# How do you find the vertical, horizontal or slant asymptotes for (3+2x^2+5x^3) /( 3x^3-8x)?

Feb 27, 2016

Vertical asymptotes are $x = 0$, $x = - \sqrt{\frac{8}{3}}$ and $x = \sqrt{\frac{8}{3}}$ and horizontal asymptote is $y = \frac{5}{3}$.

#### Explanation:

To find all the asymptotes for function $y = \frac{3 + 2 {x}^{2} + 5 {x}^{3}}{3 {x}^{3} - 8 x}$, let us first start with vertical asymptotes, which are given by putting denominator equal to zero or $\left(3 {x}^{3} - 8 x\right) = 0$.

One factor is obviously $x$ as $3 {x}^{3} - 8 x = 3 x \left({x}^{2} - \frac{8}{3}\right)$.

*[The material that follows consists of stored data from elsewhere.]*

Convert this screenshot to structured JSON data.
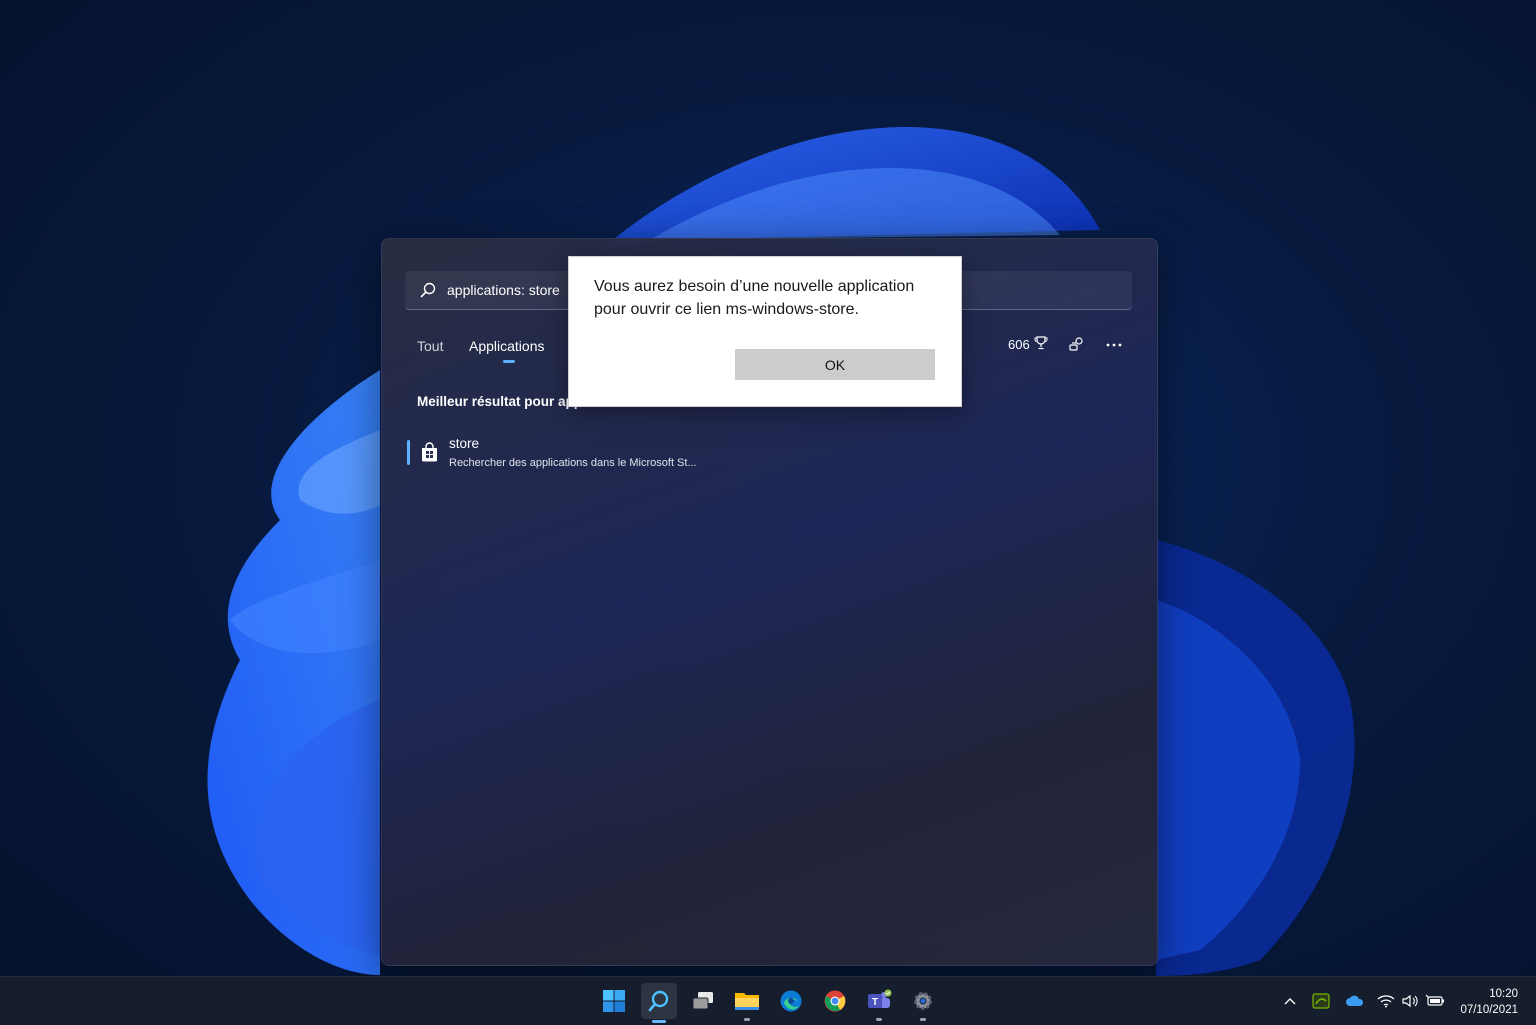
{
  "search": {
    "query": "applications: store"
  },
  "tabs": [
    {
      "label": "Tout"
    },
    {
      "label": "Applications"
    }
  ],
  "header": {
    "points": "606"
  },
  "results": {
    "section_title": "Meilleur résultat pour applications",
    "best": {
      "name": "store",
      "description": "Rechercher des applications dans le Microsoft St..."
    }
  },
  "dialog": {
    "message": "Vous aurez besoin d’une nouvelle application pour ouvrir ce lien ms-windows-store.",
    "ok_label": "OK"
  },
  "taskbar": {
    "time": "10:20",
    "date": "07/10/2021"
  },
  "colors": {
    "accent": "#5fb2ff",
    "dialog_button": "#cccccc"
  }
}
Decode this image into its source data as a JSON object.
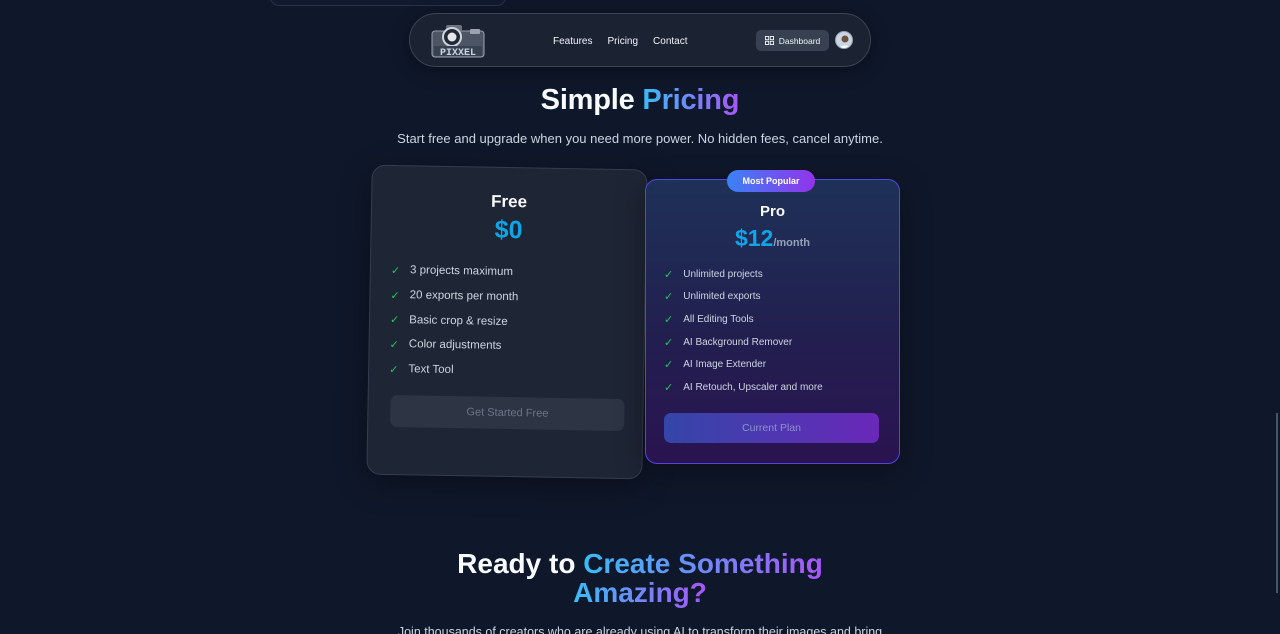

Other factors are obviously $\left(x + \sqrt{\frac{8}{3}}\right) \left(x - \sqrt{\frac{8}{3}}\right)$ and hence

Vertical asymptotes are $x = 0$, $x = - \sqrt{\frac{8}{3}}$ and $x = \sqrt{\frac{8}{3}}$.

As the highest degree of numerator $5 {x}^{3}$ and denominator $3 {x}^{3}$ are equal, we have a horizontal asymptote $y = \frac{5}{3}$.